Di PT Asuransi Jiwasraya, kasus yang melibatkan kerugian sebesar Rp16,8 triliun mengungkap praktik penyalahgunaan dana investasi. Sementara itu, kasus PT Asabri menunjukkan kerugian negara Rp22,78 triliun, dengan pelaku termasuk mantan pejabat militer. Dalam kasus BTN, lima tersangka terlibat dalam skema korupsi yang merugikan negara hingga Rp10 triliun. Semua investigasi ini dilakukan dalam kerangka Special Plan untuk menutup celah korupsi.

Kasus-kasus tersebut menunjukkan bahwa Special Plan tidak hanya fokus pada penindasan, tetapi juga pencegahan melalui kebijakan transparansi. Febrie terus mengoptimalkan penggunaan teknologi dan data untuk mempercepat proses penyelidikan. Dalam rangka menerapkan Special Plan, ia bekerja sama dengan lembaga independen seperti BPK dan auditor eksternal.

Strategi Penegakan Hukum dalam Special Plan

Selain mengungkap kasus, Febrie Adriansyah juga fokus pada penyelidikan mendalam untuk memastikan proses hukum tidak hanya cepat, tetapi juga adil. Dalam Special Plan, ia menekankan pentingnya keterbukaan dan akuntabilitas, terutama dalam kasus korupsi yang melibatkan lembaga keuangan dan pemerintahan. Sosok Febrie menjadi contoh nyata bagaimana Special Plan berdampak pada penegakan hukum di tingkat nasional.
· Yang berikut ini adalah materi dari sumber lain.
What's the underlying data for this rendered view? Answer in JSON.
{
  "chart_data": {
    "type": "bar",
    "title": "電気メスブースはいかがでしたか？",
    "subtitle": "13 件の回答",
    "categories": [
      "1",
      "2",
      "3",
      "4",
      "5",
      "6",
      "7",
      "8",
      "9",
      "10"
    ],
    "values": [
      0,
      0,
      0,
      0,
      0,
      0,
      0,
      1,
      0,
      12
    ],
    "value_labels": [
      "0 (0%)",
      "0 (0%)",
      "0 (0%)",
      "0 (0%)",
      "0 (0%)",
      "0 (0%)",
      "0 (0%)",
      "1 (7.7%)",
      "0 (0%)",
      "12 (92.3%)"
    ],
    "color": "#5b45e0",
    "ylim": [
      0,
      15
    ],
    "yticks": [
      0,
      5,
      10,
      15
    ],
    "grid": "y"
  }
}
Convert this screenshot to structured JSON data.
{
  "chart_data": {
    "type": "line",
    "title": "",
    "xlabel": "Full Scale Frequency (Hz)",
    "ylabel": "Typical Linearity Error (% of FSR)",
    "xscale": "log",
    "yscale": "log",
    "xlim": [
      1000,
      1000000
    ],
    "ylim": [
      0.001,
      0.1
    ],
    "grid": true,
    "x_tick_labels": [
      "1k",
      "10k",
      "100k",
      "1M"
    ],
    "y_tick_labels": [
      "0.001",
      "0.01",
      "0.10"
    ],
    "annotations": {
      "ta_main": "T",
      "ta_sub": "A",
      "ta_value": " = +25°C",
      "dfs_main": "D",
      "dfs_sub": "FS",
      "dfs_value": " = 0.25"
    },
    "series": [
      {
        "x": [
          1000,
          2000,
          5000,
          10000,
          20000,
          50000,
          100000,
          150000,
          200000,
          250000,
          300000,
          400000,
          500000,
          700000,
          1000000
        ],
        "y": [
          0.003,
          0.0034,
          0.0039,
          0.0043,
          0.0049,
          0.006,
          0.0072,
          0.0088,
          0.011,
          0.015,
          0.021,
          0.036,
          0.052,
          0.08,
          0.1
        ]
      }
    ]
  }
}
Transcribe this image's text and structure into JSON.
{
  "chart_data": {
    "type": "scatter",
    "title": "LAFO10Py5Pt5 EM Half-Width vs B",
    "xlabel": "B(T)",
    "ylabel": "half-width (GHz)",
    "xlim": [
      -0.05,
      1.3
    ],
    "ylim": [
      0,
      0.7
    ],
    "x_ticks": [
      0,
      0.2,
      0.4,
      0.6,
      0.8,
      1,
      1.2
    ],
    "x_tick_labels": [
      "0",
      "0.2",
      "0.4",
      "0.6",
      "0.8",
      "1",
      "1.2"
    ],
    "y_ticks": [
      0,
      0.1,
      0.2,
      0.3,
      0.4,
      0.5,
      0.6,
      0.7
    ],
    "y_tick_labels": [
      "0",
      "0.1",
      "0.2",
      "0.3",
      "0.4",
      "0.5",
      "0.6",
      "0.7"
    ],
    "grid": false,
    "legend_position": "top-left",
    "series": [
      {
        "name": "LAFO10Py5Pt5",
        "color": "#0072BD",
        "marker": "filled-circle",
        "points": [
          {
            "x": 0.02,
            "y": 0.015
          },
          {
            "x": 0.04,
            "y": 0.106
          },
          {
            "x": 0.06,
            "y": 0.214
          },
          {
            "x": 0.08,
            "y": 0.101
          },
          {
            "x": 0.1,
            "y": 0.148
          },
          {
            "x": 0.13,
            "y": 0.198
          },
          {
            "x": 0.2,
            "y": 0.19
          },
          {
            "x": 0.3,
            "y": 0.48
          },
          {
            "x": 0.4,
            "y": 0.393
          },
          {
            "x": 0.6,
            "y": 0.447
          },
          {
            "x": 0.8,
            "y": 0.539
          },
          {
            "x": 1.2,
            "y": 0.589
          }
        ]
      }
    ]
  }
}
Febrie terus menegaskan komitmen kejaksaan untuk menuntut pelaku korupsi secara maksimal. Ia menekankan bahwa Special Plan adalah strategi penguatan kapasitas penyidik, bukan hanya penindasan. Selain itu, ia memastikan bahwa hasil investigasi diungkapkan secara terbuka kepada publik untuk meningkatkan kredibilitas institusi penegak hukum. Dengan pendekatan ini, Special Plan terus berjalan dan menjadi salah satu instrumen utama dalam menangani korupsi besar.